I can’t find a word which is つきおう, つきおる, or るきおつ so this must be a compound of two words. Jisho says おる can be used as follows:
to (have the audacity to) do - after -masu base of verb; indicates contempt or disdain for another’s actions
So perhaps it is 付く (to be connected with) followed by おる in past plain form? “You (brazenly) connected well with his weak points”
The translation of the original went for “you grasped his weak points ingeniously”
I read this as 始めます with a prolonged めー sound and the ます cut off.
I guess it makes sense that Puar and Upa opted out. I was surprised to see them fight in the first place! I should go back to reading the original alongside the SD volumes. And thanks for pointing out the subtext of 助かります, I think that confirms your interpretation of the events.
That might fit with the context? It says it’s a feminine expression though… but I do sometimes wonder how rigid those classifications of ‘male/female speech’ actually are
Your mention of つきおった being a compound verb made me wonder if 弱点をつく is a fixed expression, and that seems to be the case! Different kanji though:
On page 47, the final fighter is masked, but I love the little clues we get to their identity.

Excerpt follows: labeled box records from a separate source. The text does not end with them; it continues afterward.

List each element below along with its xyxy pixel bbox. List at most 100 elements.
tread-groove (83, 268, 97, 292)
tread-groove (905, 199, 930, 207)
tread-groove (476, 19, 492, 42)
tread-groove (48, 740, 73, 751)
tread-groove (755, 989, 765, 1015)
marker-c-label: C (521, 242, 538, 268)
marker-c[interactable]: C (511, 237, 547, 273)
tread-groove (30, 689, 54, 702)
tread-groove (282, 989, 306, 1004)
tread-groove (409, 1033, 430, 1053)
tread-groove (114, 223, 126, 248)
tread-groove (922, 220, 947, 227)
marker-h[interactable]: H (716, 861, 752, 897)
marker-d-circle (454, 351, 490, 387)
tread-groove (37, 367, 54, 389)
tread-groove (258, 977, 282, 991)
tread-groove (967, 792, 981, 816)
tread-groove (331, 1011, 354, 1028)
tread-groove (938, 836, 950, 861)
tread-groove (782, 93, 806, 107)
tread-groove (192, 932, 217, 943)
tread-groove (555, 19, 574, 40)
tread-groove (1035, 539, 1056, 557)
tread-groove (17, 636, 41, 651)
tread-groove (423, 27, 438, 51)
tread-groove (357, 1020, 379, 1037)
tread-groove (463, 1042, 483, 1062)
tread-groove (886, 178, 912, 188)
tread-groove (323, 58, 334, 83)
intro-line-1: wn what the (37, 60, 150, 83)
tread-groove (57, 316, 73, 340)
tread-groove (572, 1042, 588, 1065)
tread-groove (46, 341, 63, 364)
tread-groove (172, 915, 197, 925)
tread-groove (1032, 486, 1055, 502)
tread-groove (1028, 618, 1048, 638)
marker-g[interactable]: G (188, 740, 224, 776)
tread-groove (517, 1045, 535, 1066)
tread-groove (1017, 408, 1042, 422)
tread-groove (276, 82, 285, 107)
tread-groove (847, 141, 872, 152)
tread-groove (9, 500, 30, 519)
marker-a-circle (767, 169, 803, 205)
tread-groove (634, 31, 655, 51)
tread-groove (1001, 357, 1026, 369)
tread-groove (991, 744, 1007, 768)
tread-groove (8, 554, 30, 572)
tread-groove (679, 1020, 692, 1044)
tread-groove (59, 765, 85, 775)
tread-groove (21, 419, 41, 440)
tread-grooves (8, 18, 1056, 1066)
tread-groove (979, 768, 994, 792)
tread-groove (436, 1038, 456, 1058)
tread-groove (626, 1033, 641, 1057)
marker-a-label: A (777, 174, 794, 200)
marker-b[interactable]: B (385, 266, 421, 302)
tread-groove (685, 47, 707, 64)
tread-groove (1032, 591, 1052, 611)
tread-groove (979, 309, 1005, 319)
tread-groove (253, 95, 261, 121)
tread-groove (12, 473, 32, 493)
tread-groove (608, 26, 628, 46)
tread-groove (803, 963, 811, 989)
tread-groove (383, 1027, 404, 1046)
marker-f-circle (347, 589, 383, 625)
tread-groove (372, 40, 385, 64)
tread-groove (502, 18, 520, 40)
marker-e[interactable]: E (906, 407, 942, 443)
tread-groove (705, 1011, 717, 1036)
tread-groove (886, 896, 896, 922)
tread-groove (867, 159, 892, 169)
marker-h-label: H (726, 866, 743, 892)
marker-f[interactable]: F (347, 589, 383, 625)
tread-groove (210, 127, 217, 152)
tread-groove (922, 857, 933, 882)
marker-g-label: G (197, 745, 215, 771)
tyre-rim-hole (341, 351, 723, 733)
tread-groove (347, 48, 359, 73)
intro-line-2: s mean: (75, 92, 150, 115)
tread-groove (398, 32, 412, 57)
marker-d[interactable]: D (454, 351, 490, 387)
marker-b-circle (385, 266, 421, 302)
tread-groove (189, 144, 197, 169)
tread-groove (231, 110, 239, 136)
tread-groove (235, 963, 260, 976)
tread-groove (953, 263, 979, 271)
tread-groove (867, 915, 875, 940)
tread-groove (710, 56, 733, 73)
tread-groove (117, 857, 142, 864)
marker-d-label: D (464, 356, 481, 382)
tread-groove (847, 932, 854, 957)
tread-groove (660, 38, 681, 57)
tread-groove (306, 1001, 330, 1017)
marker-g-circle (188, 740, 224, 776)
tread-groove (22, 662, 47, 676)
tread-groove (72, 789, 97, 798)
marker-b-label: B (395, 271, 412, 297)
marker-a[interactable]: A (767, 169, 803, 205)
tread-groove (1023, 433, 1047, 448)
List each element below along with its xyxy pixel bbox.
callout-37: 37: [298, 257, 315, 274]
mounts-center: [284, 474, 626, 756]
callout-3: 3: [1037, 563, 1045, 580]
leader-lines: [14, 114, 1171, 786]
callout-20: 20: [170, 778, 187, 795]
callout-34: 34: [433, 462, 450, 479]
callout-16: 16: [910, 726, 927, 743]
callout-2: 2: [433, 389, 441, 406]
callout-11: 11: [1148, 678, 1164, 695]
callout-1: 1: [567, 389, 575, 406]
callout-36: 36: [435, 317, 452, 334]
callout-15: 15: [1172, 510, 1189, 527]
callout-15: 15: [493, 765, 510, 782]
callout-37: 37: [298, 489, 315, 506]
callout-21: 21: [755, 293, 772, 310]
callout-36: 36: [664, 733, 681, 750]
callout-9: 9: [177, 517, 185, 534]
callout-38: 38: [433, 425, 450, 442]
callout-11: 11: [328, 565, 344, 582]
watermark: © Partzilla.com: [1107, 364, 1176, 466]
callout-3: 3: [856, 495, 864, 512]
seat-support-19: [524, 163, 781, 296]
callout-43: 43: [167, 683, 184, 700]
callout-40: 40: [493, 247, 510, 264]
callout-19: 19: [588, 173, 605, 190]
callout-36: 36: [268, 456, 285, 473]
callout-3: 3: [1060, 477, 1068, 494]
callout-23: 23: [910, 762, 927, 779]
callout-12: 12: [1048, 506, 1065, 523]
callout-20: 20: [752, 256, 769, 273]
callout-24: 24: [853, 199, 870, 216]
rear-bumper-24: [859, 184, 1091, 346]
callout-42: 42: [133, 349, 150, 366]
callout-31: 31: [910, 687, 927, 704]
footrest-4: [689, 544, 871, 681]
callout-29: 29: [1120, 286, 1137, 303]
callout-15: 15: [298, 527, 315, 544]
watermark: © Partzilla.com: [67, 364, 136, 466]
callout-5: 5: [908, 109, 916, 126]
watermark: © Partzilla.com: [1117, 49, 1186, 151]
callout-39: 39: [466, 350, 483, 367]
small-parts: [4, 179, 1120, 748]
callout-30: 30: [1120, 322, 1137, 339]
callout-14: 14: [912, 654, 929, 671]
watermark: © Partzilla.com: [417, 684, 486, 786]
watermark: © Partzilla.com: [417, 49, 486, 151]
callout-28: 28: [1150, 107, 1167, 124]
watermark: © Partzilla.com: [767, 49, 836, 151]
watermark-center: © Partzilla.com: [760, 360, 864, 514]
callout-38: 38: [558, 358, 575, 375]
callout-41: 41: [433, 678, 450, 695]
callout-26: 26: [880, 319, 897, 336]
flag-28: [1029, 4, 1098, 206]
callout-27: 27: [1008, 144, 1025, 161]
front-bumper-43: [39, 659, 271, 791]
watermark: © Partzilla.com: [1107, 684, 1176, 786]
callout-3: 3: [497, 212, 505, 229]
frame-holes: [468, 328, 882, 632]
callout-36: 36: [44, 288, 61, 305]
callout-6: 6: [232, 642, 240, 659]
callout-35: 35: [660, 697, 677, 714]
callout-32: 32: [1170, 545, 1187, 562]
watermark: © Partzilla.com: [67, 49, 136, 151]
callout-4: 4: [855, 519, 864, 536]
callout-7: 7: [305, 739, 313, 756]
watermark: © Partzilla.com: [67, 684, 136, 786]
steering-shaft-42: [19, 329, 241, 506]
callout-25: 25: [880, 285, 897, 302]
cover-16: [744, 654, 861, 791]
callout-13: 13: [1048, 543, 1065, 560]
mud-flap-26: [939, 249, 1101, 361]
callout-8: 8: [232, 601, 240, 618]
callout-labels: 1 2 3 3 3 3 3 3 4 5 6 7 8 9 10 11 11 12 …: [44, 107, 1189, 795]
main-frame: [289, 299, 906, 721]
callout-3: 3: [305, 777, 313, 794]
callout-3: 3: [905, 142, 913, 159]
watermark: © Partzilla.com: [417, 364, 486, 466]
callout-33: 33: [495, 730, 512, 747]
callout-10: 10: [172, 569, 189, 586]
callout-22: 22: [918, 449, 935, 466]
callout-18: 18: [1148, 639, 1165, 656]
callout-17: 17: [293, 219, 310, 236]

The wrinkles on the side of the face, the bald head, the white moustache, the halo above the head…
Page 50
どんなによいこぶったやつにもぜったいに少しは悪の心がある
Is this よいこ (good boy) followed by ぶる (to assume the air of …; to behave like …)?
No matter how much a person appears to be a good boy, there is always a little evil in their heart.
Page 51 時代が時代ならこのアックマンさまがドラゴンボール史上最強の悪役になっていたことだろう
Is anyone familiar with that construction at the start? Deepl goes for “If the times had been different,” (…this Ackman would have been the strongest villain in Dragon Ball history.)
Yes, both are clever references to themselves appearing in other media.
The first panel goes: I’m a little nervous appearing for the first time in a while. Eh? You appeared in a movie recently so the kids haven’t forgotten you.
It presumably refers to one of the Dragon Ball Z movies released in 2014/15.
The second panel I read as: Your way of speaking has changed a bit since your most recent appearance in Dragon Ball. You are a well informed person Roshi-sama.
The cutaway is from Dragon Ball Minus - a special released in 2014 that was published in Jaco the Galactic Patrolman. It includes the story of Gohan finding young Goku.
I was pleased that my Japanese is good enough now to see the difference in his way of speaking between the two examples!
I spotted the exact panel in Grandpa Gohan’s wiki page
Page 97
ここであったが100年目!
Did anyone understand this sentence?
Page 112
The picture shows Pilaf’s machine in “swan mode” - with the middle pod removed (in the original the middle pod took damage so they switched to this mode).